Bern, 1948: Kommissar Bärlach liegt todkrank im Krankenhaus, er hat vielleicht noch ein Jahr zu leben. In der Zeitschrift „Life“ stößt er auf das Bild des berüchtigten Arztes Nehle, der im Konzentrationslager Stutthof Gefangene ohne Narkose operiert hat. Bärlachs behandelnder Arzt und Freund Dr. Hungertobel erschrickt, als er das Bild sieht, denn er glaubt, den Arzt zu kennen. Er ist jetzt der Leiter einer erlesenen Privatklinik in Zürich. Obwohl er sehr krank ist und eigentlich auch schon pensioniert, beginnt Bärlach zu ermitteln. Denn er will die „Unmenschlichkeit in jeder Form“ bekämpfen.

Dürrenmatts „Der Verdacht“ mutet auf den ersten Blick an wie ein Kriminalroman, ist aber weitaus mehr – nämlich eine philosophische Betrachtung über Moral, Glaube, Freiheit und Überzeugung. Vor allem geht es um die Frage: Wer hindert den Menschen daran böses zu tun, wenn er an nichts glaubt? Zwischendurch setzt sich Bärlach auch sehr selbstkritisch mit der Rolle der Schweiz während des dritten Reichs auseinander. Die Krimihandlung bildet lediglich den Rahmen. Es soll aber auch gar nicht darum gehen, herauszufinden wer der Täter ist.

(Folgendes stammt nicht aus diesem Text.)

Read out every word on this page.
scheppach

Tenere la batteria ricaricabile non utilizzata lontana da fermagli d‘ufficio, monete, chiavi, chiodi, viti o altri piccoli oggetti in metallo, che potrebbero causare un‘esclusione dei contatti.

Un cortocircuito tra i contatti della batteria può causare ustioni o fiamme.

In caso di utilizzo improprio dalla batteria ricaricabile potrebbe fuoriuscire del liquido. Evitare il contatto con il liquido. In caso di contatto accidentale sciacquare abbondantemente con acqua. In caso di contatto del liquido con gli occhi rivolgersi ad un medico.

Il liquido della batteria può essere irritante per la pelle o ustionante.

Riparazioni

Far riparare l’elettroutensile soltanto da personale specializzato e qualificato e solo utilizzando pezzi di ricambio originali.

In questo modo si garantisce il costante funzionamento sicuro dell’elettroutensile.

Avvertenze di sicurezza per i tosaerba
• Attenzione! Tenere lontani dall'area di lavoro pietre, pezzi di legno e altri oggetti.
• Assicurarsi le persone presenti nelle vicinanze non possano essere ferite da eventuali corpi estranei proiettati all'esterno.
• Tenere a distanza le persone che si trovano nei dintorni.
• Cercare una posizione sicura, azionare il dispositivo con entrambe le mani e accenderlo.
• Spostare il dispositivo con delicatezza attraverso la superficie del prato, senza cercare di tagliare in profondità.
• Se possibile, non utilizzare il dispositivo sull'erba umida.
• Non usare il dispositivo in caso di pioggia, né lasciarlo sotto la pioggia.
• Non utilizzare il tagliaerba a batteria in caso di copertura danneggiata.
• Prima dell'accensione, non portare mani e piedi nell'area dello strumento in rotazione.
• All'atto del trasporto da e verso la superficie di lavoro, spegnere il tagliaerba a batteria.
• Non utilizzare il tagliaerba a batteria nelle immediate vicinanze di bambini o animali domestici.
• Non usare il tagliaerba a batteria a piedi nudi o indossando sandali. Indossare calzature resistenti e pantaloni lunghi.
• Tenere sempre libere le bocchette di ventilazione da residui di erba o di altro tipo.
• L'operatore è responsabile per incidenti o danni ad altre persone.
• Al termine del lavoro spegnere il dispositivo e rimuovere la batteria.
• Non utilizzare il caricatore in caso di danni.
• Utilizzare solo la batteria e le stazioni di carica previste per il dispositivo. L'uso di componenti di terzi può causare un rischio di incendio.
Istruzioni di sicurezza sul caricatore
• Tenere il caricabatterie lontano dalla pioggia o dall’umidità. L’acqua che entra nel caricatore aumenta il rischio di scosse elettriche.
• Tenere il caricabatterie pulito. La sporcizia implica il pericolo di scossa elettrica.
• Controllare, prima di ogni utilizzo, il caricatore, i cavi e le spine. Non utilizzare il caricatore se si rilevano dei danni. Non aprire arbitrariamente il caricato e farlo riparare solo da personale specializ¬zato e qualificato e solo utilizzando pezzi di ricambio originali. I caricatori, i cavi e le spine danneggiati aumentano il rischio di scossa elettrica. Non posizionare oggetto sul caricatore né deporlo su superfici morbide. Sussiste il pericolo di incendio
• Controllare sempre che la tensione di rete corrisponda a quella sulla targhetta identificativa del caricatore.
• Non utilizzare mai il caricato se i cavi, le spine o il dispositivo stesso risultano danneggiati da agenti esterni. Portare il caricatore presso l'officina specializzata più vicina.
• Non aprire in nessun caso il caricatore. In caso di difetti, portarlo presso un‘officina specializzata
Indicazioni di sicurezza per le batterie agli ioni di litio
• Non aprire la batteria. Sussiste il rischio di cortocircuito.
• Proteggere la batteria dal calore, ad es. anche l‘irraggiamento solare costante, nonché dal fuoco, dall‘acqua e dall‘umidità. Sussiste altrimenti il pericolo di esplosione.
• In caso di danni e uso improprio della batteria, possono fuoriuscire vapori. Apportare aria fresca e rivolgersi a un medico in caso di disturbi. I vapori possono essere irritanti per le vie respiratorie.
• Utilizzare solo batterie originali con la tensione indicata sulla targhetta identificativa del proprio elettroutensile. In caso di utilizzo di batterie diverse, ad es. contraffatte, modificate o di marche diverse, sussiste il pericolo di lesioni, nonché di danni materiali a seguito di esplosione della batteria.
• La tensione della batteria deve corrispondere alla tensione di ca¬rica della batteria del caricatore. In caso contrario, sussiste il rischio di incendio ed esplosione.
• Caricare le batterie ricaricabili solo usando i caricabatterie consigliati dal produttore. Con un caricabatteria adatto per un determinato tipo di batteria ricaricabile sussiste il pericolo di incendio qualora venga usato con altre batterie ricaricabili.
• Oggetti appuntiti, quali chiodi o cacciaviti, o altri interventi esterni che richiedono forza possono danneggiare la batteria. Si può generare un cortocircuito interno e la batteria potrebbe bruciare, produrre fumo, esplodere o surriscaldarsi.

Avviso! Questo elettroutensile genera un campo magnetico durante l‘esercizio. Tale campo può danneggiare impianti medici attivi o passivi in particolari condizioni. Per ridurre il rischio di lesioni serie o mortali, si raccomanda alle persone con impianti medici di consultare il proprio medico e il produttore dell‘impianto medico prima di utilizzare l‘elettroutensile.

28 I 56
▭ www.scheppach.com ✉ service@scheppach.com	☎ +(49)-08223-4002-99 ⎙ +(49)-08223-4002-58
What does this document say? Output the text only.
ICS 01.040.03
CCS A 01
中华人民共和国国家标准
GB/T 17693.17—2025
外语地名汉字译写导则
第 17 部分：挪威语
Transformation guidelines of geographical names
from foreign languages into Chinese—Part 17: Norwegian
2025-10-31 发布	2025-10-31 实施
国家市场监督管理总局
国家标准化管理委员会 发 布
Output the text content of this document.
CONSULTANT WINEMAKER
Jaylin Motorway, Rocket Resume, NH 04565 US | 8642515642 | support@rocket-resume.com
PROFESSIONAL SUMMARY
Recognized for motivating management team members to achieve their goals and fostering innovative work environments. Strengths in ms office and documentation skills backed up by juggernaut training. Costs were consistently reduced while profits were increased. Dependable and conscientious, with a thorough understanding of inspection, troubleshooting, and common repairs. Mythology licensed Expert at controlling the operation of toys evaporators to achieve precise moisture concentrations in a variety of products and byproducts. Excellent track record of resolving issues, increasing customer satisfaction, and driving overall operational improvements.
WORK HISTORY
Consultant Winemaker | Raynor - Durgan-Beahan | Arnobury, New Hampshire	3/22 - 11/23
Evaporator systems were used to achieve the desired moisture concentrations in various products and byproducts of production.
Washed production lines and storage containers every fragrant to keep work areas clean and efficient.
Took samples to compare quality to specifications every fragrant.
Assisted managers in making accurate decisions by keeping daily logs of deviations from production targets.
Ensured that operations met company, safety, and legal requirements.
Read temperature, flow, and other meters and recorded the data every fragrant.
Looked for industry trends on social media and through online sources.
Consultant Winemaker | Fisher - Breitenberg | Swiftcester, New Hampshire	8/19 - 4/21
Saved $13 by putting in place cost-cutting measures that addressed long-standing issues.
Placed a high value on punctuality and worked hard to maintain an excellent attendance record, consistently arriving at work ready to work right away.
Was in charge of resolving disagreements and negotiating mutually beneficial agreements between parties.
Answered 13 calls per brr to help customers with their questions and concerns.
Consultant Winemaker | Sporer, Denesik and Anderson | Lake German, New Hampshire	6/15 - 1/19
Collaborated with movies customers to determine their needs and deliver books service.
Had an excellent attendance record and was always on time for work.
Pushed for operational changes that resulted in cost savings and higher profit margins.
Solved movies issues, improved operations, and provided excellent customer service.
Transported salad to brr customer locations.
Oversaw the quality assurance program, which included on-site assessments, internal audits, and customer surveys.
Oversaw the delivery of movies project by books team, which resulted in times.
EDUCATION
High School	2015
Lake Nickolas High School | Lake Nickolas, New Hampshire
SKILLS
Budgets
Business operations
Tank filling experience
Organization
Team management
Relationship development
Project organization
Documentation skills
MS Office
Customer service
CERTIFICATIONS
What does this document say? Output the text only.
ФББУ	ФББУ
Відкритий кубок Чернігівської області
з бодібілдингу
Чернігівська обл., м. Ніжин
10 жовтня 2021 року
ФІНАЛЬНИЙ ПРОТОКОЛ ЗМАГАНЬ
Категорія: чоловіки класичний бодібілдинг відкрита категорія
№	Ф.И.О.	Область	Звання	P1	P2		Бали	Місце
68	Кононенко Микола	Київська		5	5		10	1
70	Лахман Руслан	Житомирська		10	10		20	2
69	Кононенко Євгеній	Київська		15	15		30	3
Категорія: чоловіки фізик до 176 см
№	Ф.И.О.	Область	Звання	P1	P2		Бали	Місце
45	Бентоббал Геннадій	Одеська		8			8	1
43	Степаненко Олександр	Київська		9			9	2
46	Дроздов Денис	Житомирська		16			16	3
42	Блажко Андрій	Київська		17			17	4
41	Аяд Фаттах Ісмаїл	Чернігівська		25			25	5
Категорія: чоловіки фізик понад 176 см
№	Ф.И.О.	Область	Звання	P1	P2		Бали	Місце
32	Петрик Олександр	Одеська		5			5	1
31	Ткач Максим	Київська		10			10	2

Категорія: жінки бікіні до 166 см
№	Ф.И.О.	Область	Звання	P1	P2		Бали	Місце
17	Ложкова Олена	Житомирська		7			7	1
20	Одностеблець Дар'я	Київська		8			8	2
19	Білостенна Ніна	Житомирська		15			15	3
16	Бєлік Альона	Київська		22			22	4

Dürrenmatts große Stärke sind seine Dialoge. Stellenweise sind diese wirklich meisterhaft – wie der Dialog zwischen Bärlach und dem verdächtigen Arzt im zweiten Teil des Romans. „Zeigen Sie mir Ihren Glauben“ fordert da der Arzt den Kommissar auf. Als Bärlach schweigt, setzt der Arzt nach: „Man liebt es heute zu schweigen, wenn man gefragt wird, wie ein Mädchen, dem man eine peinliche Frage stellt. Man weiß ja auch nicht recht, woran man eigentlich glaubt.“ Wie soll man bei so viel Sprachlosigkeit, dem Bösen in der Welt etwas entgegensetzen können? „Der Verdacht“ ist nicht Dürrenmatts bester Roman, aber trotzdem sehr zu empfehlen. Tiefgründig, philosophisch und exzellent geschrieben.